Friday, December 3, 2010

Career planning is useless!

Search for russell davies article from wired mag. http://edu.blogs.com/

Here's the text pasted: "...We're facing working lives far, far longer than [the garden centre moguls] ever imagined. Medical and health technologies are going to nudge, prod and support us well into our hundreds, and economic and demographic forces are going to insist we keep working for most of that span. (Perhaps that's why so many of us are reluctant to actually get started?) Many of you reading this can anticipate working lives of more than 100 years. Which, on the upside, makes any notion of career-planning seem ridiculous -- the wisest response is most probably to do whatever is fun and remunerative at the time. Entire industries are arriving and then disappearing within the span of a single working lifetime -- and this will not get any better. The idea of working your way up the ladder seems faintly ridiculous when said ladder is being set on fire from below, dismantled from above and no longer has anything to lean against.
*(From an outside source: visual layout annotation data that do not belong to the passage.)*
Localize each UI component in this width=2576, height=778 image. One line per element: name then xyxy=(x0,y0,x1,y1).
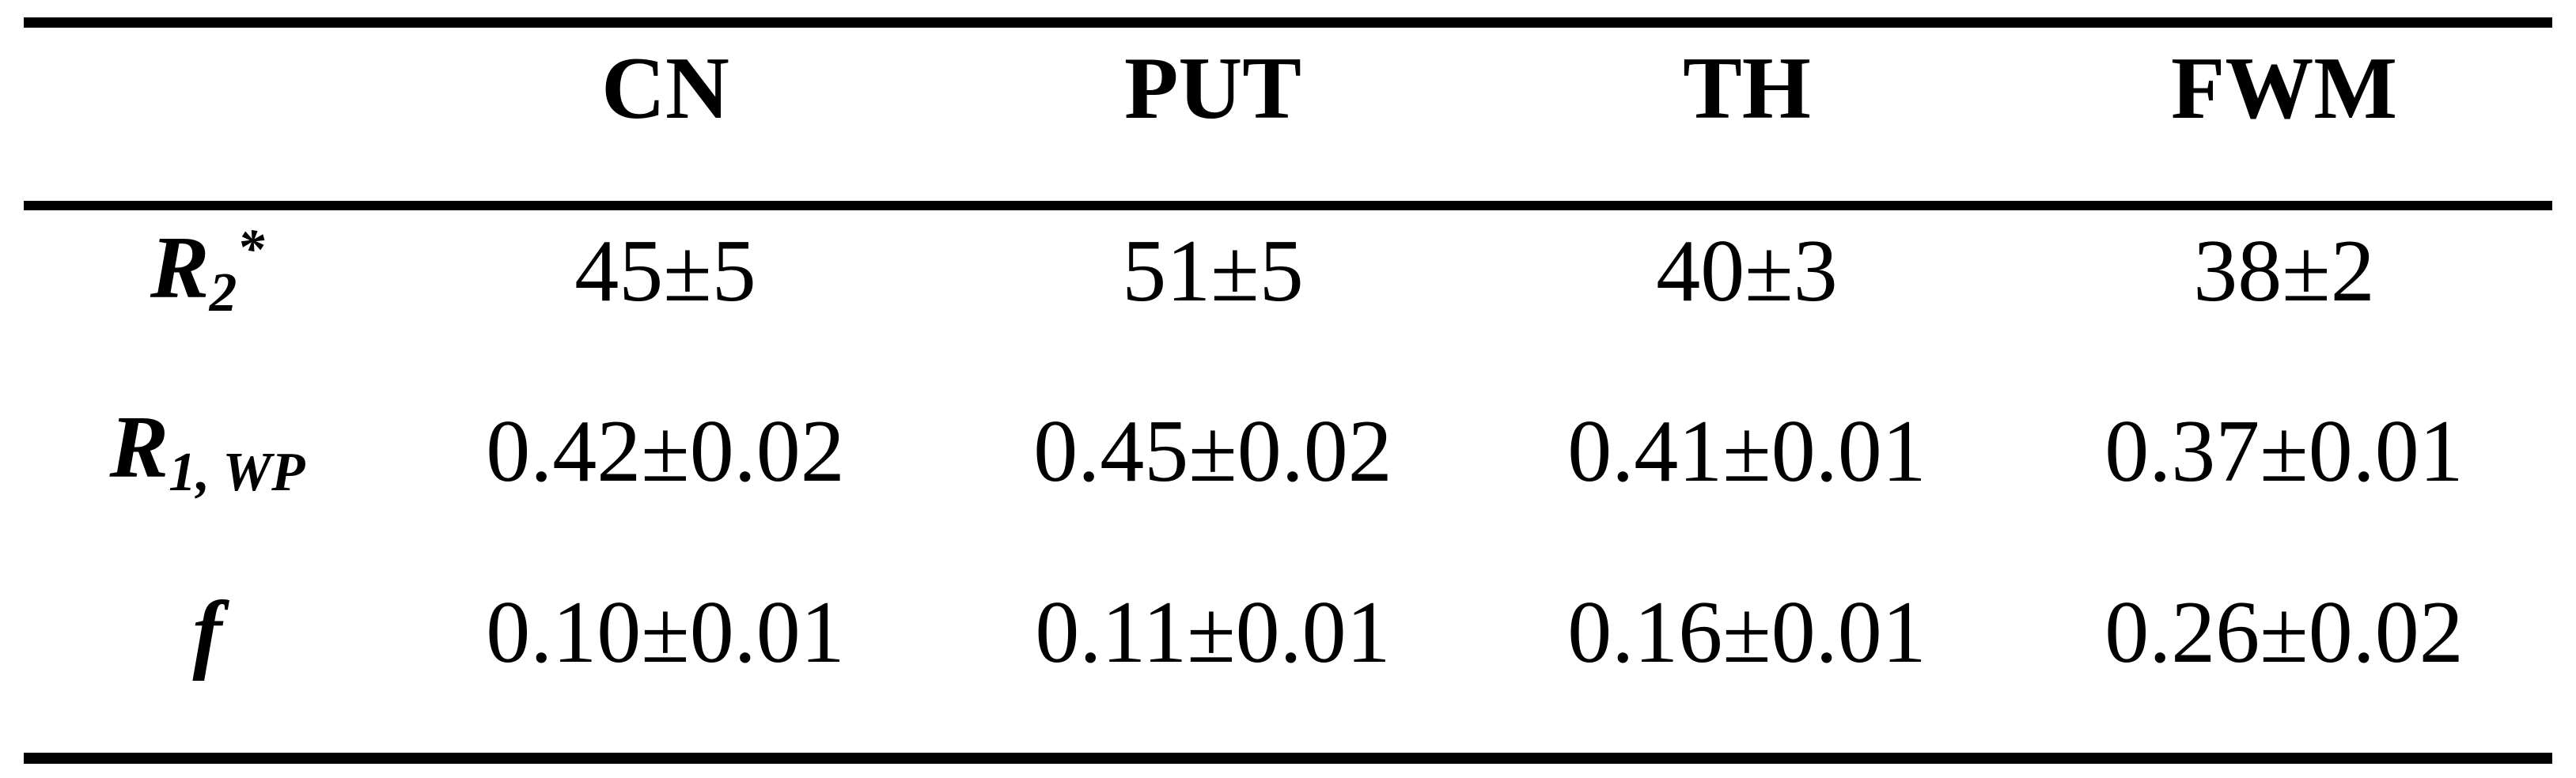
table-cell: 0.11±0.01 xyxy=(1035,584,1391,682)
column-header: CN xyxy=(601,40,729,138)
label-subscript: 2 xyxy=(209,262,237,324)
table-cell: 40±3 xyxy=(1656,222,1838,320)
column-header: PUT xyxy=(1124,40,1301,138)
table-cell: 45±5 xyxy=(574,222,756,320)
row-label: f xyxy=(192,588,222,677)
header-rule xyxy=(24,201,2552,210)
label-base: R xyxy=(150,218,210,317)
table-cell: 0.42±0.02 xyxy=(486,402,845,500)
bottom-rule xyxy=(24,753,2552,764)
row-label: R2* xyxy=(150,218,265,324)
label-subscript: 1, WP xyxy=(169,441,305,503)
table-cell: 0.16±0.01 xyxy=(1567,584,1926,682)
table-cell: 0.37±0.01 xyxy=(2104,402,2464,500)
table-cell: 0.26±0.02 xyxy=(2104,584,2464,682)
table-cell: 38±2 xyxy=(2193,222,2375,320)
table-cell: 0.45±0.02 xyxy=(1033,402,1392,500)
table-cell: 0.41±0.01 xyxy=(1567,402,1926,500)
column-header: FWM xyxy=(2170,40,2398,138)
table-cell: 51±5 xyxy=(1122,222,1304,320)
table-cell: 0.10±0.01 xyxy=(486,584,845,682)
label-base: f xyxy=(192,584,222,682)
column-header: TH xyxy=(1683,40,1811,138)
label-base: R xyxy=(109,398,169,497)
label-superscript: * xyxy=(237,218,265,280)
row-label: R1, WP xyxy=(109,403,305,500)
top-rule xyxy=(24,17,2552,28)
"My friend Matt Jones has posted some of his thoughts about this on his blog: "I'm going to be 40 soon. I find myself thinking about how to become a sustainable/resilient 50-year-old… 50 might be halfway through… it might only be a third of the way through my life. I've been very lucky for the past 20 years. What the hell am I going to do with all that time? How will I be able to pay my way? How do I stay involved and useful?" These are good questions, and ones I couldn't begin to answer, except that I'm sure older life is not going to be about careers; it's going to be about learning to learn and being ready and willing to start all over again. And it's going to be work that involves a lot of sitting down. Because extending our lives is one thing, keeping our knees going all that time is another."